Letting $(k_1,k_2,k_3) = (2, 5, 18), (1,6,18), (6,9,10), (1,9,15)$ we see that $(\theta_1, \theta_2, \theta_3) = (45, 18, 5), (90, 15, 5), (15,10,9), (90, 10, 6)$ satisfy the criterion.

So there are $4$ such combinations, where the number of jets are $(8,20,72), (4,24,72), (24,36,40), (4, 36, 60) $.

D) personally, this part seems best fit for a simple python program, but I'll give it my best shot.

The factors of $360$ are $1,2,3,4,5,6,8,9,10,12,15,18,20,24,30,36,40,45,60,72,90,120,180,360$

Since there are at least $2$ in each circle, we can cross off $360$ as a possibility. We need to find the $3$ smallest numbers from this list which have pairwise LCM of $360$.
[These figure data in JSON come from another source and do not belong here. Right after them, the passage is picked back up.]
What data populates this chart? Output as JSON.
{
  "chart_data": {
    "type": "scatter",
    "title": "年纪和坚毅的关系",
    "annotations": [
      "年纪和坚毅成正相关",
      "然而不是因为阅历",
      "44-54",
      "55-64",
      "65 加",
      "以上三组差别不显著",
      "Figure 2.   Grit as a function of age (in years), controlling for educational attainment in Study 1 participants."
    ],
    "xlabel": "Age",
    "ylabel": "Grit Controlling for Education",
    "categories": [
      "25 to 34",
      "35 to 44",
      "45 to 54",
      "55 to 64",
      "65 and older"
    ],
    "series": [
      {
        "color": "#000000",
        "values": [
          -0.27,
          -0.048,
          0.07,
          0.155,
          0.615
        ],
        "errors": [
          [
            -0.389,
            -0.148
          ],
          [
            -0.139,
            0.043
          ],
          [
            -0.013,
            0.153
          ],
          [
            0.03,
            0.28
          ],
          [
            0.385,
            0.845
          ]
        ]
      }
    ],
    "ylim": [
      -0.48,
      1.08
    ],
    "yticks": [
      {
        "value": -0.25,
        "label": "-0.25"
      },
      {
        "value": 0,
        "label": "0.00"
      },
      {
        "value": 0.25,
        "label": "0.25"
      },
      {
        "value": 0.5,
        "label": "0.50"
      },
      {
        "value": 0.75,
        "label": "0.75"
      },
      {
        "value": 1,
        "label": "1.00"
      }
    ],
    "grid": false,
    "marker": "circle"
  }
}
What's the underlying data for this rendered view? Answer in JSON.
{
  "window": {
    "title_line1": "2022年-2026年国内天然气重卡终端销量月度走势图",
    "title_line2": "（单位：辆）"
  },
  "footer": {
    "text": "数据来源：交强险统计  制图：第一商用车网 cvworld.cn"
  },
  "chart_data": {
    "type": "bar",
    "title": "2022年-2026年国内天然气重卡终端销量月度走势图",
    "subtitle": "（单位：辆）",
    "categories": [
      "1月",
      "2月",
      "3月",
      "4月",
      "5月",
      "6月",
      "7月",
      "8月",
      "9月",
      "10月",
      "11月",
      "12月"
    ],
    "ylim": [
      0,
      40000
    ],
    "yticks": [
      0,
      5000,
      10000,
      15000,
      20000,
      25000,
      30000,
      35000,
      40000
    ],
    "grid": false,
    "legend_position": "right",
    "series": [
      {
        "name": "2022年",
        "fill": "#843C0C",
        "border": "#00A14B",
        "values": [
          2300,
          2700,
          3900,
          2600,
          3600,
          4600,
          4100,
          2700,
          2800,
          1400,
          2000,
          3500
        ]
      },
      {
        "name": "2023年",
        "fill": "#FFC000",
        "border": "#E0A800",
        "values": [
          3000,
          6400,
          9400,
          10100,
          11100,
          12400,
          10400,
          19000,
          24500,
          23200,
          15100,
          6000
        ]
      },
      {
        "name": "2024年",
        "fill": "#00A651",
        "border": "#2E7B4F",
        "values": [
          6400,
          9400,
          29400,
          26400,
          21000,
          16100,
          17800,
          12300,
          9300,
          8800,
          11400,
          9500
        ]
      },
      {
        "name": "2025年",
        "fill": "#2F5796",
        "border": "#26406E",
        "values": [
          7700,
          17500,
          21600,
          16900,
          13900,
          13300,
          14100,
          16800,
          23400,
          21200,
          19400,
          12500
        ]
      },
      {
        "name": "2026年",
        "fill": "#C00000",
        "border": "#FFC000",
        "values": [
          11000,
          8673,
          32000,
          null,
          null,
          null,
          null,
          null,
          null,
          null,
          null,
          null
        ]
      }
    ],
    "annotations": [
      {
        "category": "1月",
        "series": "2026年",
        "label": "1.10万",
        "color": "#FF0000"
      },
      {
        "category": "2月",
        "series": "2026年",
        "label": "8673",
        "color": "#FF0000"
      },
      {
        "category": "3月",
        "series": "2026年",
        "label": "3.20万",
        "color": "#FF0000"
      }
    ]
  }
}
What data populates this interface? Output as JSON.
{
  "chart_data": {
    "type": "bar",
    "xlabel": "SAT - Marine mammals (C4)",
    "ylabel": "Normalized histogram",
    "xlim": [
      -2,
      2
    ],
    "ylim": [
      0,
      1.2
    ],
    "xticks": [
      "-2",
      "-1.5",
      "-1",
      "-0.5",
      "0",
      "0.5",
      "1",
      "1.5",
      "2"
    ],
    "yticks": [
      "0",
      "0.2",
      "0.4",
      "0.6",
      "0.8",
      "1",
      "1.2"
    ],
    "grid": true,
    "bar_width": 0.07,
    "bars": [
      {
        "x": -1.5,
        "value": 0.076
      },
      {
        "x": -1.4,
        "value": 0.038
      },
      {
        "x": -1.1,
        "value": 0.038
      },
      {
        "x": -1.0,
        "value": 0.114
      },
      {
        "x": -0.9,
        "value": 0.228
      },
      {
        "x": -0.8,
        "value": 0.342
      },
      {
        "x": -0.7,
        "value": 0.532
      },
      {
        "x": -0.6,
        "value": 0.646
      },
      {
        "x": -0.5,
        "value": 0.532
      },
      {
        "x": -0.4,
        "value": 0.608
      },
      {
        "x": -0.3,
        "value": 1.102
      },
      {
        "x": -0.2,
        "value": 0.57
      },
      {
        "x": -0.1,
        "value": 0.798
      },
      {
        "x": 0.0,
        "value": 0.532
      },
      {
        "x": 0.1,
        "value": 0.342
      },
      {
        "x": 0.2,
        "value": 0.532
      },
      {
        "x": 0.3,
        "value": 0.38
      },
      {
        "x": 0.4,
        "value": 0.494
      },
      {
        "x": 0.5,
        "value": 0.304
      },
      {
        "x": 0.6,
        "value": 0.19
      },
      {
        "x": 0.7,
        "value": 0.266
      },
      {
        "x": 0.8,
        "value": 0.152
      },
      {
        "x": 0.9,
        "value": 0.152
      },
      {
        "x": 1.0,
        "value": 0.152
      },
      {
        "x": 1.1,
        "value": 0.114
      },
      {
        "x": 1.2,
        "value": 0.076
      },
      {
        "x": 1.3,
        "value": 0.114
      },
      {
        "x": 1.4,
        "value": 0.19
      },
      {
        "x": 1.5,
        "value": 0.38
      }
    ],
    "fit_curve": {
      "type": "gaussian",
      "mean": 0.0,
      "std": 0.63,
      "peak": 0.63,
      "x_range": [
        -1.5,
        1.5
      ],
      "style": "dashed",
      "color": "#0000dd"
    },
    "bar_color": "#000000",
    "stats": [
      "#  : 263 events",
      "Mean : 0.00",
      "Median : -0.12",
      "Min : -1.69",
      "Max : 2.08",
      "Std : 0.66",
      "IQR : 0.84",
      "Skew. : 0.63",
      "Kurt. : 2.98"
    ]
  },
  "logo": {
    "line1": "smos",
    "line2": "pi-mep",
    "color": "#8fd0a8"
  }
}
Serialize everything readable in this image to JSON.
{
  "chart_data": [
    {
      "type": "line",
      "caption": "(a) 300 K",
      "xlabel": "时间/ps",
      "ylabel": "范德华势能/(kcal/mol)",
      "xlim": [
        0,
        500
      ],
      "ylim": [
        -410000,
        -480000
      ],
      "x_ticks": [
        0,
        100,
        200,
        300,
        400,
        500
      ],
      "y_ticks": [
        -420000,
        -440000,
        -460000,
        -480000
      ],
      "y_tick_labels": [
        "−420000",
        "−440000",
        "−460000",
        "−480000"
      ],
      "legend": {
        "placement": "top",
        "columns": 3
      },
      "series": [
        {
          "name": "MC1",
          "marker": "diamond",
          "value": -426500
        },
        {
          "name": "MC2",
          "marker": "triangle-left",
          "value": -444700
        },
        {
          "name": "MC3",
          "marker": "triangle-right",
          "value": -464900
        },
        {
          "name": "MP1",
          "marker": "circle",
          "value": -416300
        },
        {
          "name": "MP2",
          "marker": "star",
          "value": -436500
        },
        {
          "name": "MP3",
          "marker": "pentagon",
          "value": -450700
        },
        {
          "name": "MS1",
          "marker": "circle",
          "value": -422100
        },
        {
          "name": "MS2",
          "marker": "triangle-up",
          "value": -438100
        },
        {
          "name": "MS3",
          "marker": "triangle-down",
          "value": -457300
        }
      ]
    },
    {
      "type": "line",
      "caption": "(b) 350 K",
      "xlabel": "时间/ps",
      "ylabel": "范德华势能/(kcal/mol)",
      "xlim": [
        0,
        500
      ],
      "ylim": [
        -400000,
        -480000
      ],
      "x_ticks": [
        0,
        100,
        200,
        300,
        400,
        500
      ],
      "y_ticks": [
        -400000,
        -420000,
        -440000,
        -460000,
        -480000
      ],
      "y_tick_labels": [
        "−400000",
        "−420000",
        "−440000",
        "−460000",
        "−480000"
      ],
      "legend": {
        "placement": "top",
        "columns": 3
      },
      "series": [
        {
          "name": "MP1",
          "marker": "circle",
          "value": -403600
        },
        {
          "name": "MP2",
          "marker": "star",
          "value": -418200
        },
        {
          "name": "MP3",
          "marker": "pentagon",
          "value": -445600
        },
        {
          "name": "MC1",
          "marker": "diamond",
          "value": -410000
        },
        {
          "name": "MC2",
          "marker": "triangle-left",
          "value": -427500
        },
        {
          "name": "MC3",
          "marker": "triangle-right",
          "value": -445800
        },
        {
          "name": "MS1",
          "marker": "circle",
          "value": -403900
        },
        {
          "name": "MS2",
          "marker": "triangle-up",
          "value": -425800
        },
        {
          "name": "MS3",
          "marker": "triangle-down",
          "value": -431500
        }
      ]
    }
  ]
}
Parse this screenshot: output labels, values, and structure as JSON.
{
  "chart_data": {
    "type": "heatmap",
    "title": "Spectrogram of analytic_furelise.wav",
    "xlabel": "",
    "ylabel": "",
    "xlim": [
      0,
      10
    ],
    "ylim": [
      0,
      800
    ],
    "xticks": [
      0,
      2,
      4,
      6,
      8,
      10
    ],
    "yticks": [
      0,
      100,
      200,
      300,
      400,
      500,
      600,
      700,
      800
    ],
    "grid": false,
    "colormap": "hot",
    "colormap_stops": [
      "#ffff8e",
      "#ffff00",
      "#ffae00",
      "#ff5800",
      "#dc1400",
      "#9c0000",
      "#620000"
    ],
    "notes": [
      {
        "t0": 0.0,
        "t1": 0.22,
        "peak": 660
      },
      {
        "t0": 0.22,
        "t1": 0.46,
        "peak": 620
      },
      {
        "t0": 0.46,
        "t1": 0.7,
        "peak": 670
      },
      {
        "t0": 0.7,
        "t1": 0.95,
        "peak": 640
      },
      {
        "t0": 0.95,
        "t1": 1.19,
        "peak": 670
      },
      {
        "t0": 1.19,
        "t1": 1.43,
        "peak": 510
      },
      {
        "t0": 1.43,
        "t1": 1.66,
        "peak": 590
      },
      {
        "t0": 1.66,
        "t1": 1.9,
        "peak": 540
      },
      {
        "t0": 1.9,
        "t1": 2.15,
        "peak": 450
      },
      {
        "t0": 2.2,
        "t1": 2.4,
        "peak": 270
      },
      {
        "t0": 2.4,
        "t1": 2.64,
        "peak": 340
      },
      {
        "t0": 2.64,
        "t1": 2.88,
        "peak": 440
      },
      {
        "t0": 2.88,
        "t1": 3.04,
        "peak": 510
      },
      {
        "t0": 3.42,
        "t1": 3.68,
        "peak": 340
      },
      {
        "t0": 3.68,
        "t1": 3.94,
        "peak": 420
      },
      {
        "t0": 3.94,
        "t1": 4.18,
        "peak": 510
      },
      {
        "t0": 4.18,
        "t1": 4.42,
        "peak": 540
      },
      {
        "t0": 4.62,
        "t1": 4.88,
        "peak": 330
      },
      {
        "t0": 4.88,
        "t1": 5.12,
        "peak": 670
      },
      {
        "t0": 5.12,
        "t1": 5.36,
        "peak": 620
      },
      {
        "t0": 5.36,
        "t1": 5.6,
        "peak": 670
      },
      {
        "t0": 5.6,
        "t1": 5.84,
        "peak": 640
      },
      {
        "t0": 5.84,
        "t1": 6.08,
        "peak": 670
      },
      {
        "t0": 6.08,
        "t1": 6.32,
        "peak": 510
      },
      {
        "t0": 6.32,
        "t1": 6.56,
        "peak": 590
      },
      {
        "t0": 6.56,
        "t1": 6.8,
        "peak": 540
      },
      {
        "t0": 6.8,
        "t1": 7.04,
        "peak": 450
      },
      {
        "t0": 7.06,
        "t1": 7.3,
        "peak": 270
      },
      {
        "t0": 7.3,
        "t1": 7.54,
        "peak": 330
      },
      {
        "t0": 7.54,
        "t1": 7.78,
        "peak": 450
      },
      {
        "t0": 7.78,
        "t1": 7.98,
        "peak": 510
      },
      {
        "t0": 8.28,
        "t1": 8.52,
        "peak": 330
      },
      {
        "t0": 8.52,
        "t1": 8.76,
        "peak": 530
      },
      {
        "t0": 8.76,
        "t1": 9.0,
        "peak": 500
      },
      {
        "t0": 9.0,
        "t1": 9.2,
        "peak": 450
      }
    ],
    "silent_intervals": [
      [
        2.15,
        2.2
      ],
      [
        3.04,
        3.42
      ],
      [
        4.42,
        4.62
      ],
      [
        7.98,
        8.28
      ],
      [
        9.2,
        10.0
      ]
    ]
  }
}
You can narrow the list steadily by working your way up from the bottom and noting that if $ab = 360$ and $a$ divides all (or all but one) factor greater than or equal to $b$, $a$ cannot be one of the desired angles. Using this thought, you can rule out $1,2,3,4,5,6$ as possibilities for angular separations. From here, it seems to be more of a brute force method, which I don't have the desire to do. As said before, I recommend writing a program for this part.

However, in the comments it was pointed out that using the prime factorization of $360$ will be a much more efficient way to do it by hand.